National proceedings  

Ms Saint Prix’s application for income support was rejected. She appealed. The First Tier Tribunal upheld her appeal, but the Upper Tribunal overturned that decision, which was confirmed by the Court of Appeal. Ms Saint Prix brought the matter before the Supreme Court. It asked the ECJ whether a pregnant woman who temporarily gives up work because of her pregnancy is to be considered a “worker” for the purposes of freedom of movement for workers as laid down in Article 45 TFEU and of the right of residence as conferred by Article 7 of the Directive. 

ECJ’s findings 

  1. Article 7(3) of the Directive does not expressly envisage the case of a woman who is in a particular situation because of the physical constraints of the late stages of her pregnancy and the aftermath of childbirth. In that regard, the ECJ has consistently held that pregnancy must be clearly distinguished from illness. It follows that a woman who temporarily gives up work because of the late stage of her pregnancy cannot be regarded as a person “temporarily unable to work as the result of an illness” within the meaning of Article 7(3) of the Directive (§ 27-30). 
  2. According to the ECJ’s settled case law, the concept of ‘worker’ within the meaning of Article 45 TFEU, in so far as it defines the scope of a fundamental freedom, must be interpreted broadly. Freedom of movement for workers entails the right for nationals of Member States to move freely within the territory of other Member States and to stay there for the purposes of seeking employment. It follows that classification as a worker under Article 45 TFEU, and the rights deriving from such status, do not necessarily depend on the actual or continuing existence of an employment relationship (§ 31 - 37). 
  3. The fact that the physical restraints of the late stages of pregnancy and childbirth require a woman to give up work during the period needed for recovery does not, in principle, deprive her of the status of ‘worker’ within the meaning of Article 45 TFEU. The fact that she was not actually available on the employment market of the host Member State for a few months does not mean that she had ceased to belong to that market during the period, provided she returns to work or finds another job within a reasonable period after confinement.
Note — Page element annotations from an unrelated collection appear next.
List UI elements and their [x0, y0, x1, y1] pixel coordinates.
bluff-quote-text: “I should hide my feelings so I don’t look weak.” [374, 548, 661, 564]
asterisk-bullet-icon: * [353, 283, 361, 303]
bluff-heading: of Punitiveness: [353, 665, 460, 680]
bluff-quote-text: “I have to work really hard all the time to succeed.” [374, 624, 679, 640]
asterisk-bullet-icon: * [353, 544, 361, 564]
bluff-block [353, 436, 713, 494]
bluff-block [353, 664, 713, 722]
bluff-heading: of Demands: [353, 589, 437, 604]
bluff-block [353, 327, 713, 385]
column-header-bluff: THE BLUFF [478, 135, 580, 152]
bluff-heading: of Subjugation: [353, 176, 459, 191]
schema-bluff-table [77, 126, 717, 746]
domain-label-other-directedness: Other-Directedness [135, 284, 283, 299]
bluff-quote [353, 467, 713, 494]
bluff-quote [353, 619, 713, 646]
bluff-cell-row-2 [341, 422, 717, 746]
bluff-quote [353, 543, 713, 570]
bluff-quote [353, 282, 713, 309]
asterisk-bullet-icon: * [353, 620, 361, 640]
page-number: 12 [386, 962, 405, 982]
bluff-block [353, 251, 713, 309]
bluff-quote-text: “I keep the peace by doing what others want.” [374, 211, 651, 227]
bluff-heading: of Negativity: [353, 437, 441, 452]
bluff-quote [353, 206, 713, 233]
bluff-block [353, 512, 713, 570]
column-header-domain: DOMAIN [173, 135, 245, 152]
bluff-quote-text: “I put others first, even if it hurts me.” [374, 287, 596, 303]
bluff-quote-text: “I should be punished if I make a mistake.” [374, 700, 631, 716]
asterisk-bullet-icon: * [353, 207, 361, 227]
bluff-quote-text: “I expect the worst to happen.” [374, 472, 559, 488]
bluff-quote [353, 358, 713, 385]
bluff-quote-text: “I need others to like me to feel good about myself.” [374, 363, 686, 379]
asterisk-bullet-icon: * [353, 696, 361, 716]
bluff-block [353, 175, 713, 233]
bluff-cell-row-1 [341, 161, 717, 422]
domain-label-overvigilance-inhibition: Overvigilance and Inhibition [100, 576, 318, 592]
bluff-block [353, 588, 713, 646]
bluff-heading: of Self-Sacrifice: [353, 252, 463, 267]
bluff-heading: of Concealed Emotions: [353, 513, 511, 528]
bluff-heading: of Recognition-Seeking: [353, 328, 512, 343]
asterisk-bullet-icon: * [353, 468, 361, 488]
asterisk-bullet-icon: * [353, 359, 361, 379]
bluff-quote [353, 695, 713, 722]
In order to determine whether the period that has elapsed between childbirth and starting work again may be regarded as reasonable, the national court concerned should take account of all the specific circumstances of the case in accordance with the Maternity Directive 92/85 (§ 39-45). 

Ruling

Article 45 TFEU must be interpreted as meaning that a woman who gives up work, or seeking work, because of the physical constraints of the late stages of pregnancy and the aftermath of childbirth retains the status of ‘worker’, within the meaning of that article, provided she returns to work or finds another job within a reasonable period after the birth of her child.